The Gist is an American daily news podcast hosted by Mike Pesca. The show was originally produced by Slate magazine starting in May 2014 and was suspended by Slate on February 22, 2021. A year later, Pesca relaunched the podcast under his independent production company, Peach Fish Productions.

==Podcast==
The show typically starts with a short solo discussion by Pesca of an issue in the news, continues with an interview with an expert or author, and concludes with a "spiel", which is a short op-ed by Pesca on some topic that may or may not have already been discussed in the podcast. Beyond issues of current events and politics, a notable focus of the Gist is on the quality of arguments and use of wordplay.
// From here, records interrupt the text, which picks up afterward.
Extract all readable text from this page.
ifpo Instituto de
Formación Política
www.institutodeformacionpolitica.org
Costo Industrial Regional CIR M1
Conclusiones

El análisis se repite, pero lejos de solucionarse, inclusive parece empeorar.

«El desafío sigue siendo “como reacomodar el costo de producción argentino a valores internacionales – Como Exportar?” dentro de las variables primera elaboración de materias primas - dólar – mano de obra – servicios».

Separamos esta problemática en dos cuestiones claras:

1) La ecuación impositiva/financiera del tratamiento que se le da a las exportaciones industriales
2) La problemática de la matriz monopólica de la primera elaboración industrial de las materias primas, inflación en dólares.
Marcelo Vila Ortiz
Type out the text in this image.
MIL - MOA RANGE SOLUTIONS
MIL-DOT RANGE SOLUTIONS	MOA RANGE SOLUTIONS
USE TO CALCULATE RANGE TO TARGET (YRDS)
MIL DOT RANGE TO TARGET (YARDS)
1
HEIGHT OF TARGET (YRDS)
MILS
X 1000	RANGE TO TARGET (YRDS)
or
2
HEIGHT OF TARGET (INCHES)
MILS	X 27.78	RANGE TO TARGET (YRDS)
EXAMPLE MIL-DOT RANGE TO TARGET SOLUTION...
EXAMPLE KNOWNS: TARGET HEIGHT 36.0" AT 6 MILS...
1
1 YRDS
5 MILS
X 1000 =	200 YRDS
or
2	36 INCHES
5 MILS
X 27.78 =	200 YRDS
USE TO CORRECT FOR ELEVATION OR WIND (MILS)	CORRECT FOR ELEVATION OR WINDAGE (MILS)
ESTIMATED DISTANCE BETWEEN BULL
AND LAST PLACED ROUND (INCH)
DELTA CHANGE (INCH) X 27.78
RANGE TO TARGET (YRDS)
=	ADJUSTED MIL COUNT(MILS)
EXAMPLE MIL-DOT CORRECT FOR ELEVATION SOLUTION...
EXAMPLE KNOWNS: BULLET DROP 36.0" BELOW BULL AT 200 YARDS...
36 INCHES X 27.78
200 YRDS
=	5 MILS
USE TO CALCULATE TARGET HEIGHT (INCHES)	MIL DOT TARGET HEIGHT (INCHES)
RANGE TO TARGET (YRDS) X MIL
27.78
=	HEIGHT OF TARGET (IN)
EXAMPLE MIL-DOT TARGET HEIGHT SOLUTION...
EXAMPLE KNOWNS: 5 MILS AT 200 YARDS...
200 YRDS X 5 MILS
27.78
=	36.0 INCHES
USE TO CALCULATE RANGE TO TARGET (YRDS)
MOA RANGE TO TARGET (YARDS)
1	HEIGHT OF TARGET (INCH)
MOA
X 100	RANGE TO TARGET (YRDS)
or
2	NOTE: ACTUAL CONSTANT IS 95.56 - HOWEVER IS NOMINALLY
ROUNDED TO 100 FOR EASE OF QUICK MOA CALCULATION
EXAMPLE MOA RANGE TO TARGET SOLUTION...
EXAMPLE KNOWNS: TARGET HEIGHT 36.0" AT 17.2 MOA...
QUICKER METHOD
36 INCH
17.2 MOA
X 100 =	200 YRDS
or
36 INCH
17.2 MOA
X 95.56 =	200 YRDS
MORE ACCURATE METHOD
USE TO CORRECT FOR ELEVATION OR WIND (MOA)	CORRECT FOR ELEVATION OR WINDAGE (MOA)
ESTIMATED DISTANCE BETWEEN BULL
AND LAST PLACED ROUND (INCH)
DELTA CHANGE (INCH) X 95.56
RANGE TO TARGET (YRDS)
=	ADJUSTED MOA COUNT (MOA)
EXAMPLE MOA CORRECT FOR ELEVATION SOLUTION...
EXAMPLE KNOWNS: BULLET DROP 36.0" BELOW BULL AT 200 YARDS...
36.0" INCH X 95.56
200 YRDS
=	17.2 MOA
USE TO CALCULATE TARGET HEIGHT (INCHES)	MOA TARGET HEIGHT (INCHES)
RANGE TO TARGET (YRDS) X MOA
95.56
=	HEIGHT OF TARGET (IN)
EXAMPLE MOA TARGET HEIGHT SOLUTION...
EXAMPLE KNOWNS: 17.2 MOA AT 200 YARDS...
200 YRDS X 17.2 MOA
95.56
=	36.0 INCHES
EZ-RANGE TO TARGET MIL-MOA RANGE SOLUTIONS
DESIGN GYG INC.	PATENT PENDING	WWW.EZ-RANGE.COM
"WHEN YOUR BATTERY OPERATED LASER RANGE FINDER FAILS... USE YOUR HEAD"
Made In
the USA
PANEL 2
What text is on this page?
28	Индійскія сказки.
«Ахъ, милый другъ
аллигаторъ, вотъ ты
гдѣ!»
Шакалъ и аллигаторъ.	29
New episodes of the show are released afternoons daily during the week.

On the June 29, 2026, the episode opened with Mike announcing, "... in an announcement, a sad one that I did not want to make, The Gist as we know it is ending." He also indicated that the upcoming Thursday episode would be the last and further explications would be forthcoming.

The Gists average rating is 4.6 out of 5 on Apple Podcasts.

==Controversy==
Slate suspended Pesca and The Gist following a debate between Pesca and other Slate staff over a controversy involving journalist Donald G. McNeil. McNeil said the n-word “in the context of a conversation about racist language" during a New York Timess sponsored trip with students. Pesca opined that McNeil's conduct should not result in him being fired.

In early September 2021, the Washington Post reported that Pesca and Slate had “mutually agreed to part ways … As part of the arrangement, Pesca will take his podcast, 'The Gist,' to an independent platform.”